Teknik obfuscation yang dipakai — environment-variable slicing, AutoIt yang dikompilasi, dan varian sederhana cipher (mis. Vigenère) — membuat analisis statis sulit dan menunda munculnya tanda-tanda berbahaya sampai payload siap dijalankan. Untuk mempertahankan persistensi, binary yang diunduh kemudian mendaftarkan scheduled task bernama HncAutoUpdateTaskMachine (menyamar sebagai update Hancom Office), sehingga tugas berbahaya berjalan berkala di mesin korban.

Mengapa ini mengkhawatirkan

  1. AI menajamkan social engineering. Deepfake ID yang dihasilkan oleh model LLM/vision dapat membuat email phishing terlihat sangat meyakinkan — menurunkan kecurigaan pengguna.
  2. Deteksi signature jadi kurang efektif. Karena payload dan perintah dibuat ulang secara dinamis, tidak ada “hash” atau tanda statis yang mudah dicari.
  3. Hybrid attack model.
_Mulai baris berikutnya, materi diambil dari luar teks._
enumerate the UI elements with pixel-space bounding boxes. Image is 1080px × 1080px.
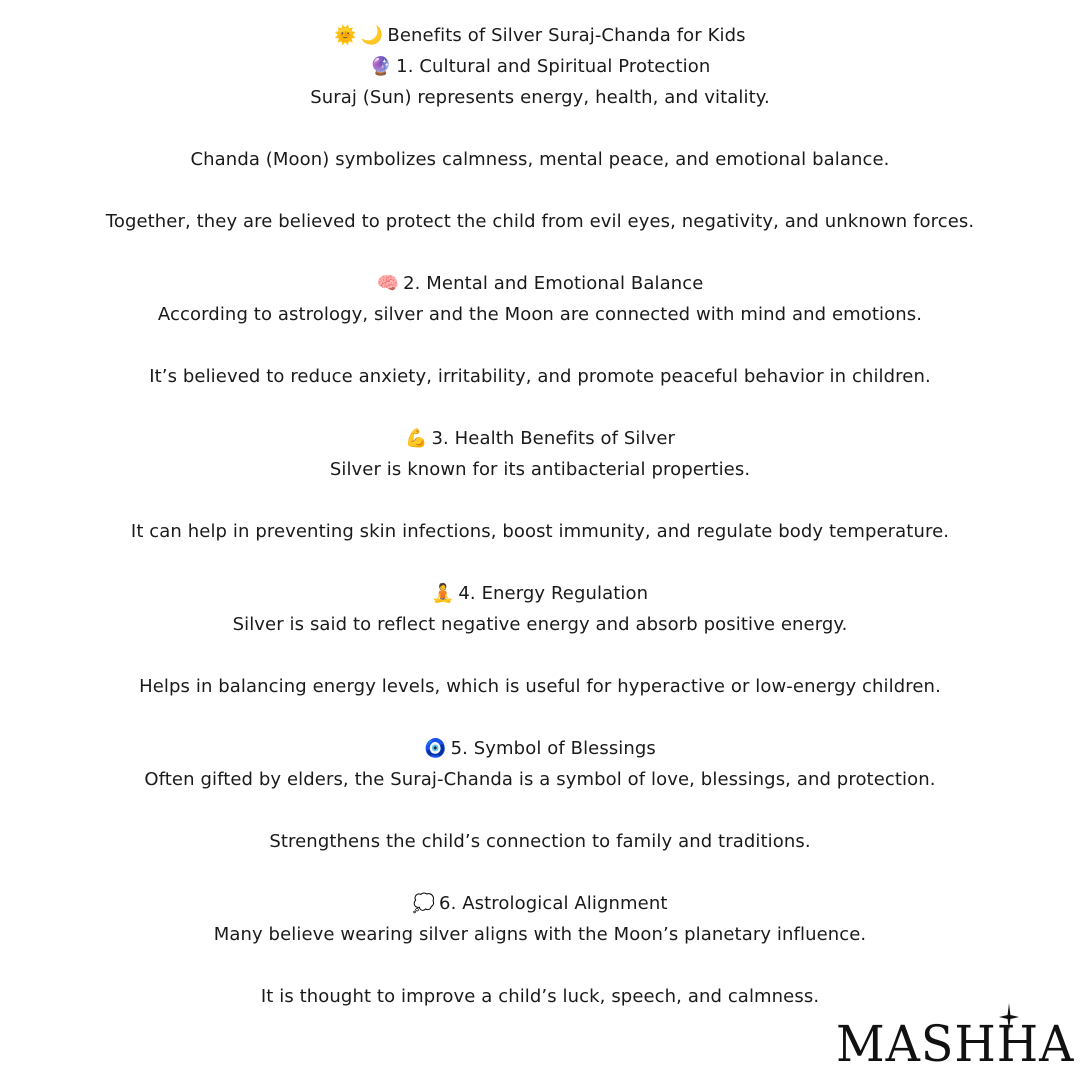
section-heading-text: 5. Symbol of Blessings [450,738,656,759]
thought-bubble-icon: 💭 [412,893,436,914]
moon-icon: 🌙 [360,25,384,46]
section-heading-text: 3. Health Benefits of Silver [431,428,676,449]
section-heading [0,733,1080,764]
sun-icon: 🌞 [334,25,357,46]
page-title [0,20,1080,51]
flexed-biceps-icon: 💪 [404,428,428,449]
paragraph: It is thought to improve a child’s luck, speech, and calmness. [260,986,820,1007]
logo-wordmark: MASHHA [836,1015,1075,1073]
article-body [0,20,1080,1012]
meditation-icon: 🧘 [431,583,455,604]
crystal-ball-icon: 🔮 [369,56,393,77]
paragraph: Many believe wearing silver aligns with the Moon’s planetary influence. [213,924,867,945]
paragraph: According to astrology, silver and the Moon are connected with mind and emotions. [157,304,923,325]
paragraph: Helps in balancing energy levels, which is useful for hyperactive or low-energy children. [139,676,941,697]
paragraph: Silver is known for its antibacterial properties. [329,459,751,480]
paragraph: Often gifted by elders, the Suraj-Chanda is a symbol of love, blessings, and protection. [144,769,936,790]
section-heading-text: 2. Mental and Emotional Balance [403,273,704,294]
section-heading [0,888,1080,919]
paragraph: Strengthens the child’s connection to family and traditions. [269,831,811,852]
paragraph: Together, they are believed to protect the child from evil eyes, negativity, and unknown forces. [105,211,975,232]
section-heading [0,268,1080,299]
brand-logo [836,1003,1075,1073]
paragraph: Chanda (Moon) symbolizes calmness, mental peace, and emotional balance. [190,149,890,170]
paragraph: It’s believed to reduce anxiety, irritability, and promote peaceful behavior in children. [149,366,931,387]
evil-eye-icon: 🧿 [424,738,447,759]
section-heading-text: 1. Cultural and Spiritual Protection [396,56,711,77]
brain-icon: 🧠 [376,273,400,294]
paragraph: Suraj (Sun) represents energy, health, and vitality. [310,87,770,108]
section-heading [0,423,1080,454]
section-heading [0,578,1080,609]
paragraph: Silver is said to reflect negative energy and absorb positive energy. [232,614,848,635]
paragraph: It can help in preventing skin infections, boost immunity, and regulate body temperature. [130,521,950,542]
section-heading [0,51,1080,82]
page-title-text: Benefits of Silver Suraj-Chanda for Kids [387,25,746,46]
section-heading-text: 4. Energy Regulation [458,583,649,604]
section-heading-text: 6. Astrological Alignment [439,893,668,914]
Kombinasi aset AI (gambar/dokumen palsu) + teknik lama (shortcut, scheduled task, obfuscation) menghasilkan serangan yang sulit dideteksi oleh solusi antivirus sederhana.

Rekomendasi praktis untuk tim keamanan (checklist)

Berikut langkah konkret yang bisa langsung diterapkan oleh SOC, IT, dan manajemen risiko:

Teknis / Endpoint

  • Terapkan EDR (Endpoint Detection & Response) dengan kemampuan deteksi perilaku skrip (PowerShell, cmd, AutoIt) — pantau eksekusi cmd.exe yang memanggil skrip dari environment variables dan pembuatan scheduled tasks.
  • Blokir/monitor pembuatan shortcut (.lnk) dari email/lampiran di environment sensitif; atur kebijakan untuk memperlakukan .lnk dalam lampiran sebagai high-risk.
  • Nonaktifkan atau batasi penggunaan PowerShell/command prompt untuk user yang tidak perlu; gunakan Constrained Language Mode dan logging module (Script Block Logging).
  • Gunakan deteksi anomali jaringan untuk menemukan komunikasi ke C2 (command-and-control) server, terutama pola HTTP yang tidak biasa atau pengunduhan sumber daya asing.

Proses / Kebijakan

  • Terapkan Zero Trust untuk dokumen dan lampiran: verifikasi sumber, sandboxing lampiran, dan preview aman sebelum membuka file di mesin produksi.
  • Hardening: matikan scheduled tasks yang dibuat tanpa change request; audit rutin task scheduler.
  • Simulasikan skenario spear-phishing dengan bahan berbasis AI untuk mengukur kesiapan user (phishing table-top & red-team).

Manusia / Edukasi

  • Latih karyawan untuk mengenali tanda-tanda deepfake (metadata gambar, ketidakkonsistenan visual, permintaan review “draft” yang tidak biasa).
  • Sosialisasi kebijakan pelaporan insiden: jika ragu, laporkan dan jangan buka lampiran di perangkat utama.

Langkah lanjutan & strategi jangka panjang

  • Investasi ke threat intelligence yang memetakan taktik, teknik, dan prosedur (TTP) aktor seperti Kimsuky; gunakan intel untuk menulis deteksi khusus.
  • Pertimbangkan automated response playbooks: isolasi endpoint saat deteksi perilaku berbahaya tercatat (mis. scheduled task baru + koneksi outbound mencurigakan).
  • Evaluasi model AI/ML di defensive stack: adversarial testing dan adversarial training untuk robust detection terhadap malware yang berusaha mengelabui model.

Kesimpulan

Kampanye Juli 2025 ini adalah pengingat: AI bukan hanya alat produktif — ia juga senjata ketika digunakan oleh aktor jahat. Pertahanan yang bergantung pada basis signature saja sudah usang; organisasi harus menggabungkan EDR, analisis perilaku, kebijakan hardening, dan edukasi manusia untuk menutup celah social-engineering yang kini diperkuat oleh generative AI.